Unless you’ve been living under a rock for the past few years, you’ve no doubt heard all about the problem that we have with big data. When you start crunching the numbers on data sets in the terabyte range the amount of compute power and storage space that you have to dedicate to the endeavor is staggering. Even at Dell Enterprise Forum some of the talk in the keynote addresses focused on the need to split the processing of big data down into more manageable parallel sets via use of new products such as the VRTX. That’s all well and good. That is, it’s good if you actually believe the problem is with the data in the first place.
Data Vs. Information
Data is just description. It’s a raw material. It’s no more useful to the average person than cotton plants or iron ore. Data is just a singular point on a graph with no axes. Nothing can be inferred from that data point unless you process it somehow. That’s where we start talking about information.
Information is the processed form of data. It’s digestible and coherent. It’s a collection of data points that tell a story or support a hypothesis. Information is actionable data. When I have information on something, I can make a decision or present my findings to someone to make a decision. They key is that it is a second-order product. Information can’t exist without data upon which to perform some kind of analysis. And therein lies the problem in our growing “big data” conundrum.
Data is very sedentary. It doesn’t really do much after it’s collected. It may sit around in a database for a few days until someone needs to generate information from it. That’s where analysis comes into play. A table is just a table. It has a height and a width. It has a composition. That’s data. But when we analyze that table, we start generating all kinds of additional information about it. Is it comfortable to sit at the table? What color lamp goes best with it? Is it hard to move across the floor? Would it break if I stood on it? All of that analysis is generated from the data at hand. The data didn’t go anywhere or do anything. I created all that additional information solely from the data.
Look at the above Wikipedia entry for big data. The image on the screen is one of the better examples of information spiraling out of control from analysis of a data set. The picture is a visual example of Wikipedia edits. Note that it doesn’t have anything to do with the data contained in a particular entry. They’re just tracking what people did to describe that data or how they analyzed it. We’ve generated terabytes of information just doing change tracking on a data set. All that data needs to be stored somewhere. That’s what has people in IT sales salivating.
Guilt By Association
If you want to send a DBA screaming into the night, just mention the words associative entity (or junction table). In another lifetime, I was in college to become a DBA. I went through Intro to Databases and learned about all the constructs that we use to contain data sets. I might have even learned a little SQL by accident. What I remember most was about entities. Standard entities are regular data. They have a primary key that describes a row of data, such as a person or a vehicle. That data is pretty static and doesn’t change often. Case in point – how accurate is the height and weight entry on your driver’s license?

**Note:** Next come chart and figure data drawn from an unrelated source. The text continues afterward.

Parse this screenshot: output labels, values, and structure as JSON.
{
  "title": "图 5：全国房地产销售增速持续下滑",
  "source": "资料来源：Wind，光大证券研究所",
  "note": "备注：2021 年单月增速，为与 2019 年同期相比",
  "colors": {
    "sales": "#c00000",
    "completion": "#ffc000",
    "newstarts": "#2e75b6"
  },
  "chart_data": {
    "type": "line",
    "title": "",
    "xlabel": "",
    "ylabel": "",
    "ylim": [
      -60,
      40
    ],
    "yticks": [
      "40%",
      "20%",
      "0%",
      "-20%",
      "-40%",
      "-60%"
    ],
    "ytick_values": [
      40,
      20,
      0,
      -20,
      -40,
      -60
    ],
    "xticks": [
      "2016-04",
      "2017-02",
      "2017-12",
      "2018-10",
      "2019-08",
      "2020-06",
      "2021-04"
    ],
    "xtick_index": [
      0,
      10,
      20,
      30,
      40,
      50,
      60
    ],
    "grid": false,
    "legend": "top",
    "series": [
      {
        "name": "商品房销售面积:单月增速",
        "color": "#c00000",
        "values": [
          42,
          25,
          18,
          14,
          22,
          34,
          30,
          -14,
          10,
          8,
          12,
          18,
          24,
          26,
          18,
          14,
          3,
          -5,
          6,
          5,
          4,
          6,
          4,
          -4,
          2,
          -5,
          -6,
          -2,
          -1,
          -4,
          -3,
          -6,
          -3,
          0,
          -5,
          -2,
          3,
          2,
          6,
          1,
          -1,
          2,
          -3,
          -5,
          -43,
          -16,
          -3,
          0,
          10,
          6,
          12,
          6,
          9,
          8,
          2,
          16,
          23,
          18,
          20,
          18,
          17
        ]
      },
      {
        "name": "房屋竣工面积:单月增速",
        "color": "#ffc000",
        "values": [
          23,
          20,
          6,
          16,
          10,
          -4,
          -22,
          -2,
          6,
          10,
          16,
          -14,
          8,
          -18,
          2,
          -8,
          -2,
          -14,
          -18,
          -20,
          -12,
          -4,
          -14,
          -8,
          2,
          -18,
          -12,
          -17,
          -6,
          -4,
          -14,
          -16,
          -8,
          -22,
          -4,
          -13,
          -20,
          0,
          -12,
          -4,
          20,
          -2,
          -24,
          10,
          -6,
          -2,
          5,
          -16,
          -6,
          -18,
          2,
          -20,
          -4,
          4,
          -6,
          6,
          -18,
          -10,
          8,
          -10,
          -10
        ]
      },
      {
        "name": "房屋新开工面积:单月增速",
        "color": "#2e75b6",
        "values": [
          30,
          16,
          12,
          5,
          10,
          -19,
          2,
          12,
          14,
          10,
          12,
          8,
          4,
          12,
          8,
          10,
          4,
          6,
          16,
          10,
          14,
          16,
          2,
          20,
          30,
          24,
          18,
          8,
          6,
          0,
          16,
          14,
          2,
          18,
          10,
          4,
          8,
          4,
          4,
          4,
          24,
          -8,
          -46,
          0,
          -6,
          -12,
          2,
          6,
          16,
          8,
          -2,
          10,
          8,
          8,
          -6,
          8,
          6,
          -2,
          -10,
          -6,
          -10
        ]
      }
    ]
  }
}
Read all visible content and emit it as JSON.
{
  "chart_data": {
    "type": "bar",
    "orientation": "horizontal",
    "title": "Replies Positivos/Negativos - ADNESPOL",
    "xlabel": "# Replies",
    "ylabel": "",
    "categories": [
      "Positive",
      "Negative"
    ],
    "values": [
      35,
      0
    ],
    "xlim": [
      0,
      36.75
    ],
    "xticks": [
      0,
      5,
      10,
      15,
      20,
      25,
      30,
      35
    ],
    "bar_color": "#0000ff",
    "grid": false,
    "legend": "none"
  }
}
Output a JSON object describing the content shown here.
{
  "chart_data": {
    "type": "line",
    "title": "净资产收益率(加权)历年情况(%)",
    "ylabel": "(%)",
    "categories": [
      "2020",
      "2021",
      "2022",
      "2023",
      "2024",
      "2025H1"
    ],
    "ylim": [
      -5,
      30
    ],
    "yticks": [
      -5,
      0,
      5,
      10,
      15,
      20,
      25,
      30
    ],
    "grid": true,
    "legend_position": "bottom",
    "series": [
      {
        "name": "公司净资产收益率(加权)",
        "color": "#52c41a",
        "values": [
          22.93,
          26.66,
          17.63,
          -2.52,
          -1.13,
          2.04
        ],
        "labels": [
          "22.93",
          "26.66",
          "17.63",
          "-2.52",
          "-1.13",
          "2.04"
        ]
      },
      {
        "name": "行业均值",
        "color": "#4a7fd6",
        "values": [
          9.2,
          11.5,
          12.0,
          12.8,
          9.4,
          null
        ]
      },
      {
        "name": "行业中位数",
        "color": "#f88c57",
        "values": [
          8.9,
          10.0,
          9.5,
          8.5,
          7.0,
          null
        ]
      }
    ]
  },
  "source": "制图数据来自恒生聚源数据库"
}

Associative entities, on the other hand, represent borderline chaos. These are analysis nodes. They contain more than one primary key as a reference to at least two tables in a database. They are created when you are trying to perform some kind of analysis on those tables. They can be ephemeral and usually are generated on demand by things like SQL queries. This is the heart of my big data / big analysis issue. We don’t really care about the standard data entities. We only want the analysis and information that we get from the associative entities. The more information and analysis we desire, the more of these associative entities we create. Containing these descriptive sets is causing the explosion in storage and compute costs. The data hasn’t really grown. It’s our take on the data that has.
What can we do? Sadly, not much. Our brains are hard-wired to try and make patterns out of seeming unconnected things. It is a natural reaction that we try to bring order to chaos. Given all of the data in the world the first thing we are going to want to do with it is try and make sense of it. Sure, we’ve found some very interesting underlying patterns through analysis such as the well-worn story from last year of Target determining a girl was pregnant before her family knew. The purpose of all that analysis was pretty simple – Target wanted to know how to better pitch products to a specific focus groups of people. They spent years of processing time and terabytes of storage all for the lofty goal of trying to figure out what 18-24 year old males are more likely to buy during the hours of 6 p.m. to 10 p.m. on weekday evening. It’s a key to the business models of the future. Rather than guessing what people want, we have magical reports that tell us exactly what they want. Why do you think Facebook is so attached to the idea of “liking” things? That’s an advertisers dream. Getting your hands on a second-order analysis of Facebook’s Like database would be the equivalent of the advertising Holy Grail.
We are never going to stop creating analysis of data. Sure, we may run out of things to invent or see or do, but we will never run out of ways to ask questions about them. As long as pivot tables exist in Excel or inner joins happen in an Oracle database people are going to be generating analysis of data for the sake of information. We may reach a day where all that information finally buries us under a mountain of ones and zeroes. We brought it on ourselves because we couldn’t stop asking questions about buying patterns or traffic behaviors. Maybe that’s the secret to Zen philosophy after all. Instead of concentrating on the analysis of everything, just let the data be. Sometimes just existing is enough.